The Department of Defense POW/Missing Personnel Office (DPMO) announced today that the remains of a U.S. serviceman, missing from the Korean War, have been identified and will be returned to his family for burial with full military honors.
Army Cpl. Marvin E. Omans, 20, of Clinton, Mo., will be buried June 24, in Little Rock, Ark. In late November 1950, Omans and elements of the 31st Regimental Combat Team (RCT) were deployed along the east side of the Chosin Reservoir near P’ungnyuri Inlet, in North Korea, when the unit was attacked by overwhelming enemy forces. On Dec. 1, 1950, remnants of the 31st RCT, known historically as Task Force Faith, began a fighting withdrawal to a more defensible position near Hagaru-ri, south of the reservoir. On Dec. 3, 1950, enemy forces attacked a defensive perimeter established by the 31st RCT. It was during this attack that Omans was reported missing.
Between 1991 and 1994, North Korea gave the United States 208 boxes believed to contain the remains of 200-400 U.S. service members.
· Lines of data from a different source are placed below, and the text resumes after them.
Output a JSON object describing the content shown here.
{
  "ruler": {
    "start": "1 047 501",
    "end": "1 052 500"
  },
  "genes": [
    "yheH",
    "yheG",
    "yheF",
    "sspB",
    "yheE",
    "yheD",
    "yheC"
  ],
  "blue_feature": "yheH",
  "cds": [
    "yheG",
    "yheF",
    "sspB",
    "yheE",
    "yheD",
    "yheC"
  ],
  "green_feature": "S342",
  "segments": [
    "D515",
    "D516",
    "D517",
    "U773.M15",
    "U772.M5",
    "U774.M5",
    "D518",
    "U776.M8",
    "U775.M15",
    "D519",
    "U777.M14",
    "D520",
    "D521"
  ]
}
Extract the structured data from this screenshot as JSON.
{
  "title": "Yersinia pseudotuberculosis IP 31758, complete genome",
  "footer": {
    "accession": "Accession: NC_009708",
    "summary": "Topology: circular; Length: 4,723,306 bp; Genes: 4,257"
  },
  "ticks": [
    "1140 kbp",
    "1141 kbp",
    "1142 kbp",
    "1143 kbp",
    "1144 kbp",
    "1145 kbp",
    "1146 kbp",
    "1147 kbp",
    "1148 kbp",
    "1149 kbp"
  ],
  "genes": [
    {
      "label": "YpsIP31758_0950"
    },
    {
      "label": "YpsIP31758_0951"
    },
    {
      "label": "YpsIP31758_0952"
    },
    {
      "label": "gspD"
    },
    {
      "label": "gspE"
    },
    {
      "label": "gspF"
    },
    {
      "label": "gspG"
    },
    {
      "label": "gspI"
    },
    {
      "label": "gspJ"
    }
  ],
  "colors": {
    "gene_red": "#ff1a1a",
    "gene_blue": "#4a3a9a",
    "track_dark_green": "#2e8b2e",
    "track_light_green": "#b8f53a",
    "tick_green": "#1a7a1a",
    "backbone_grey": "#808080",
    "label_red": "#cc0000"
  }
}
North Korean documents, turned over with some of the boxes, indicated that some of the human remains were recovered from the area where Omans was last seen.
In the identification of Oman’s remains, scientists from the Joint POW/MIA Accounting Command (JPAC) and the Armed Forces DNA Identification Laboratory (AFDIL) used circumstantial evidence, compiled by DPMO and JPAC researchers, and forensic identification tools, such as mitochondrial DNA-which matched Omans' sister and nephew.
Using modern technology, identifications continue to be made from remains that were previously turned over by North Korean officials. More than 7,900 Americans remain unaccounted for from the Korean War.